Personal information
- Born: March 29, 1994 (age 32) Lake Placid, New York, U.S.
- Height: 5 ft 10 in (178 cm)

Sport
- Sport: Skiing
- Club: New York Ski Educational Foundation

World Cup career
- Seasons: 2012-
- Indiv. podiums: 0
- Indiv. wins: 0

Achievements and titles
- Personal best: 135m

= Nina Lussi =

American ski jumper (born 1994)

Nina Lussi (born March 29, 1994, in Lake Placid, New York) is an American ski jumper and four-time national champion.

As a young jumper, Lussi won several Junior Olympic titles in Special Jumping and Nordic Combined.
She also competed in track and field in the 400 meters and triple jump.

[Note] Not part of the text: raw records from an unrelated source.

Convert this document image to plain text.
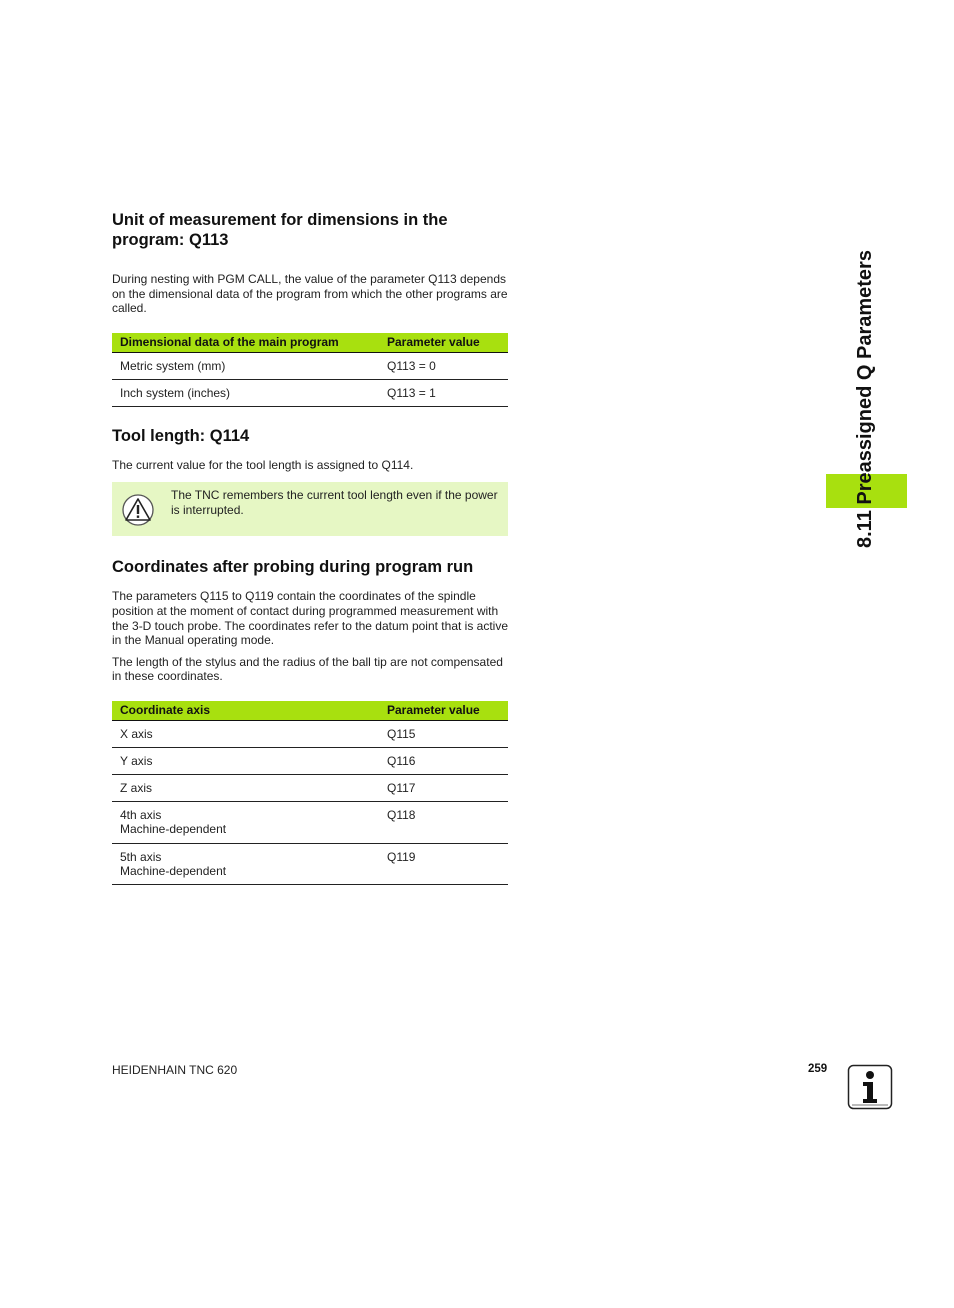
Unit of measurement for dimensions in the
program: Q113

During nesting with PGM CALL, the value of the parameter Q113 depends on the dimensional data of the program from which the other programs are called.

Dimensional data of the main program	Parameter value
Metric system (mm)	Q113 = 0
Inch system (inches)	Q113 = 1
Tool length: Q114

The current value for the tool length is assigned to Q114.

The TNC remembers the current tool length even if the power is interrupted.

Coordinates after probing during program run

The parameters Q115 to Q119 contain the coordinates of the spindle position at the moment of contact during programmed measurement with the 3-D touch probe. The coordinates refer to the datum point that is active in the Manual operating mode.

The length of the stylus and the radius of the ball tip are not compensated in these coordinates.

Coordinate axis	Parameter value
X axis	Q115
Y axis	Q116
Z axis	Q117
4th axis
Machine-dependent	Q118
5th axis
Machine-dependent	Q119
8.11 Preassigned Q Parameters
HEIDENHAIN TNC 620	259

Her debut on the international circuit was in 2009 at the Junior World Championships in Strebske Pleso, Slovakia, where she placed 26th. Nina Lussi graduated from the Austrian Schigymnasium Stams in 2013 and went on to study business at the University of Utah.

Lussi's best results are the Continental Cup competitions in Falun, Sweden (March 1, 2014, March 2, 2014), where she placed 1st and 2nd respectively.
Her first World Cup start was in Hinzenbach, Austria (February 4, 2012). Lussi's personal best is 135 meters in Planica, Slovenia.

Nina Lussi is the great-granddaughter of famous figure skating coach Gustave Lussi. She has two siblings Miles and Danielle who are inactive ski jumpers. Miles is a water skier at California Polytechnic State University, San Luis Obispo. Danielle is a student at Harvard University and is on the polo team as well as a writer for The Harvard Crimson.